I want to place the selected column(s) from all the files (e.g. col 2 from all files together) from a directory, not just two files....

I tried this command: paste | awk '{print $2}' *
But I got the output one after the other in a new file.

$2 from 1st file
$2 from 2nd file
.............. so on..

But what I need is $2 from 1st file <tab> $2 from 2nd file<tab> ..............so on....

I have thousands of files with me All are similar files. They contains 34 columns and 1000 rows. Please help me...

Finally I need to plot one column from one file against the other columns from other files depending on the column header.

ce9888 · February 12, 2009, 2:01am

awk '{printf "\t",$2}' *

ks_reddy · February 12, 2009, 3:00am

This command awk '{printf "\t", $2 }' did not work for me. I tried already.

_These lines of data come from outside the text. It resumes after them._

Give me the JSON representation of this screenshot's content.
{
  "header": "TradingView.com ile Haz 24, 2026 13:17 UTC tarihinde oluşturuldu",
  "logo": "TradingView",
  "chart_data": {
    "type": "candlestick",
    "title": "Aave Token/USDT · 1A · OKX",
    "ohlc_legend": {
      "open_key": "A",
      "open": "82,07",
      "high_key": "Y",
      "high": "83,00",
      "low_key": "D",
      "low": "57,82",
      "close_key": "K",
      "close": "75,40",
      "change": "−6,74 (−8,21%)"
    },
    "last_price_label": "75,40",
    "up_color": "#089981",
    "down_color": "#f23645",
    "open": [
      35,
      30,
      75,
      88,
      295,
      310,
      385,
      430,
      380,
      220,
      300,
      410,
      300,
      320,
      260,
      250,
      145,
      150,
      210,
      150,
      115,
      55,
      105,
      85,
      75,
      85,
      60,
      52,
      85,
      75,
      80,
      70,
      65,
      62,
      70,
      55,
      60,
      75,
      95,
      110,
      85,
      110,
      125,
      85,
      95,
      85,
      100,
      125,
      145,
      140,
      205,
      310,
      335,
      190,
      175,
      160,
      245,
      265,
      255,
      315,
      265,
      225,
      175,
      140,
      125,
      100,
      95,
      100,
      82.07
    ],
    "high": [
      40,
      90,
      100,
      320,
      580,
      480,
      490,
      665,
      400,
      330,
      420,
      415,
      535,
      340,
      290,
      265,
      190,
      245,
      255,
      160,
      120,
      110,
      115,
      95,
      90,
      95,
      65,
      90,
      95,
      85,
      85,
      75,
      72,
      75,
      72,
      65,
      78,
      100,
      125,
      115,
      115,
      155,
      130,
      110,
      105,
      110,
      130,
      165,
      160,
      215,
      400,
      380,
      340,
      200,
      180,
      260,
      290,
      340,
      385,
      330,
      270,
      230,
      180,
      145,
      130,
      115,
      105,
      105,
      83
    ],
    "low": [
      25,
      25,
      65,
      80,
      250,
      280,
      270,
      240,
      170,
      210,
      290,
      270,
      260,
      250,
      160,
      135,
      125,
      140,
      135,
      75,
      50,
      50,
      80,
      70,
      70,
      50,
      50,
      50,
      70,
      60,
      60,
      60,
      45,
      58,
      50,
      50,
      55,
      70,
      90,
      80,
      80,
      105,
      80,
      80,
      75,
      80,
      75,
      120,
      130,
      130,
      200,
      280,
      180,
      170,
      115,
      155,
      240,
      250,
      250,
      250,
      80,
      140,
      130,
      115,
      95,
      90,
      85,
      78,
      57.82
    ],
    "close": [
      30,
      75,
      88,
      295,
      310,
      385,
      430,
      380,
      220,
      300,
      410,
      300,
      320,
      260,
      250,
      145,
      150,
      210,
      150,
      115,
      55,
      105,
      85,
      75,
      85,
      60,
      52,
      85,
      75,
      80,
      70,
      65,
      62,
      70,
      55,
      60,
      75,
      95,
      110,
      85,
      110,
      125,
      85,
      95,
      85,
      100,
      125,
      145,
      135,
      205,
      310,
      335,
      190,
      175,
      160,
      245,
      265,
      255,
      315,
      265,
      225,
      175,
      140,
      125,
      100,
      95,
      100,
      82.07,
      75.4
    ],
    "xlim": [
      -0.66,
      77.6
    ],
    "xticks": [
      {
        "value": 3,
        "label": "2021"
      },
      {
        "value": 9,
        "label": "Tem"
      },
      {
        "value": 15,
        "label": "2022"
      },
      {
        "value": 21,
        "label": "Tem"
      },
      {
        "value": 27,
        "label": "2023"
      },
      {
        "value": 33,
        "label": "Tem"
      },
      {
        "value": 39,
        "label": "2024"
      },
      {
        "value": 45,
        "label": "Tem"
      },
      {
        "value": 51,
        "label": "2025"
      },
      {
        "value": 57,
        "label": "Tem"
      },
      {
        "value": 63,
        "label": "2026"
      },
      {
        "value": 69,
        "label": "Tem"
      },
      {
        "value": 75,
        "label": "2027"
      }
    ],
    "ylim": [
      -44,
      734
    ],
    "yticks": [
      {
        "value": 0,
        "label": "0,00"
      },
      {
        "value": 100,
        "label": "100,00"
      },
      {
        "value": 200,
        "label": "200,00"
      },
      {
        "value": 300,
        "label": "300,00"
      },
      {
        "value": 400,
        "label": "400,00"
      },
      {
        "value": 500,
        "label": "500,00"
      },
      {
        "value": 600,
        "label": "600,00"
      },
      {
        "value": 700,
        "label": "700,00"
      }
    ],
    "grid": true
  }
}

Can anybody explain the reason??

rakeshou · February 12, 2009, 3:13am

have you tried paste command?

ce9888 · February 12, 2009, 10:59am

Try this one :

awk '{printf "\t",$2}' < `find . -type file`

quirkasaurus · February 12, 2009, 11:09am

he wants the 2nd of a 1000 files printed side by side.

i maintain this can't be done without a heroic bunch of scripts
and quite possibly a custom version of 'paste' written in either
C or perl.

I built something to do this, but paste complains of "line too long"
after some threshold.

You will also run into the "too many files open" error if you try
to do them all at once.

this problem is the proverbial "bigger than a bread box" one.
that is --- sure i could solve it - - - but i'd expect renumeration.